Hij propt het schetsboek in de rugzak voordat hij hem over zijn linkerschouder gooit. "Aangezien je het lef had om Titan te tekenen, hou ik dit. Ik wil zien wat je nog meer hebt getekend."
Ruth lacht. "Deze zwerfhond kan tekenen?"
"Ik zou het geen tekeningen noemen. Ze lijken meer op krabbels," antwoordt Jordan sarcastisch voordat hij vertrekt—met mijn rugzak.
Ik ben gebroken. Krabbels of niet, ze zijn van mij. Ik heb er uren in gestoken om ze te maken, en ik wil ze terug. Maar ik weet dat Jordan mijn spullen niet terug zal geven. Tranen wellen op in mijn ogen. Zonder potloden of papier kan ik niet tekenen. Misschien kan meneer Smith me meer geven, maar ik voel me slecht om steeds dingen van hem te vragen.
Ruth en de anderen beginnen te lachen, en ik ren naar het Packhouse. Gelukkig probeert niemand me tegen te houden.

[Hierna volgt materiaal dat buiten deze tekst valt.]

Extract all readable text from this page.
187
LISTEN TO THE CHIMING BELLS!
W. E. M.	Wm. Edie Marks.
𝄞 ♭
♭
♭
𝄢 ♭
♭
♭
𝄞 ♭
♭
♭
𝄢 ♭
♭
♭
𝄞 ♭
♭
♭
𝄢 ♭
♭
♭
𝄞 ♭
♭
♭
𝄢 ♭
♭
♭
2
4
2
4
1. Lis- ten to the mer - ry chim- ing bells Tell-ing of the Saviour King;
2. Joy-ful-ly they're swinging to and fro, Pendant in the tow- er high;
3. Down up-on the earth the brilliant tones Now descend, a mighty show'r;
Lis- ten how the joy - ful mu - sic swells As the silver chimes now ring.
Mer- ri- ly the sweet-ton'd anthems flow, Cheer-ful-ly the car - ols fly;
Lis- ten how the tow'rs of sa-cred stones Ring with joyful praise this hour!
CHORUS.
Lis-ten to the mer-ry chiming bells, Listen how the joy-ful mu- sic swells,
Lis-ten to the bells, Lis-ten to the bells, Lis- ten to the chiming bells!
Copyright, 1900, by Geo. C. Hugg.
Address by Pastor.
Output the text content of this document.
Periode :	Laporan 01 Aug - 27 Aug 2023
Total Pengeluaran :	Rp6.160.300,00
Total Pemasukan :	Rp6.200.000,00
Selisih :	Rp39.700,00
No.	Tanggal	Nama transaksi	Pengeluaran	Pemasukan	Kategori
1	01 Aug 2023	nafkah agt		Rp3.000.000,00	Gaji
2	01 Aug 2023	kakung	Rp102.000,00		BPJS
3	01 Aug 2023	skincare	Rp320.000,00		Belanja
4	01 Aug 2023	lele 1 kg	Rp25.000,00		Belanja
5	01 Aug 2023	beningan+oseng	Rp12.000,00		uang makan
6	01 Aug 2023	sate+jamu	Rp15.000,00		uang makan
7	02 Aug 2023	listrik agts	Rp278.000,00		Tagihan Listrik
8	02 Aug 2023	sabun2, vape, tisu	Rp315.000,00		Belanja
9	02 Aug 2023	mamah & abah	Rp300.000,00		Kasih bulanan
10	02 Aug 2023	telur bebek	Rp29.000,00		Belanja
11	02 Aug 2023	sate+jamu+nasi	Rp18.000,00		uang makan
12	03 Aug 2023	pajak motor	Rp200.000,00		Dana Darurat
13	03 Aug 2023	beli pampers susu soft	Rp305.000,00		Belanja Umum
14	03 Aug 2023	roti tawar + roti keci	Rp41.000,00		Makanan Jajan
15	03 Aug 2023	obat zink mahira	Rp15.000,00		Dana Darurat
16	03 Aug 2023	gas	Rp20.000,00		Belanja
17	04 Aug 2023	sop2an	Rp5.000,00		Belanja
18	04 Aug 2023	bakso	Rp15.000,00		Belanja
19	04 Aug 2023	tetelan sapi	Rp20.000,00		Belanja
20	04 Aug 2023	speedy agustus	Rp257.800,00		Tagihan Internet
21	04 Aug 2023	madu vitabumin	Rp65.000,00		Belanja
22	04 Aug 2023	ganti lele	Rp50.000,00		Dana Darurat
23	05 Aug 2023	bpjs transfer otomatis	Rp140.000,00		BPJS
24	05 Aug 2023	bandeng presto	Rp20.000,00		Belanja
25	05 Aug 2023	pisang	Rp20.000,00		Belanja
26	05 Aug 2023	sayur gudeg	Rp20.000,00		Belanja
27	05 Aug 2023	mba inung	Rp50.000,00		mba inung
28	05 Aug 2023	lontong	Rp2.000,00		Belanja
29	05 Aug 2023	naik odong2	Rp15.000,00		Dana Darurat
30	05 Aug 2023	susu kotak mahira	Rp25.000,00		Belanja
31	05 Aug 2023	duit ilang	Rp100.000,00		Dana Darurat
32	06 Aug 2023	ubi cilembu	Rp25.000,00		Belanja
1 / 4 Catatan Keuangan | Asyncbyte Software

Nog maar drie weken, en dan ben ik vrij van deze roedel, vooral vrij van Jordan.
Als ik mijn kamer bereik, sla ik de deur achter me dicht voordat ik op mijn matras val en de oude quilt die erop ligt over me heen trek.
Op het moment dat ik hier weg ben, zal ik alles over deze roedel vergeten. Ik zal niemand of iets missen. Niet de oude vloer die kraakt onder mijn voeten, noch mijn kamer—die vroeger een wasruimte was—zelfs niet de walnotenboom. Ik verschuif op het matras, en ik stoot per ongeluk mijn been tegen de salontafel die aan het voeteneind staat. In een woede-uitbarsting trapte Jordan of een van zijn vrienden ertegen en braken twee van zijn poten. Ik heb hem gered van de vuilnisbak en gerepareerd.
Ik zucht voordat ik mijn sneakers uittrek en weer onder de quilt kruip. Terwijl ik in slaap val, besef ik dat ik de walnotenboom zal missen. En meneer Smith.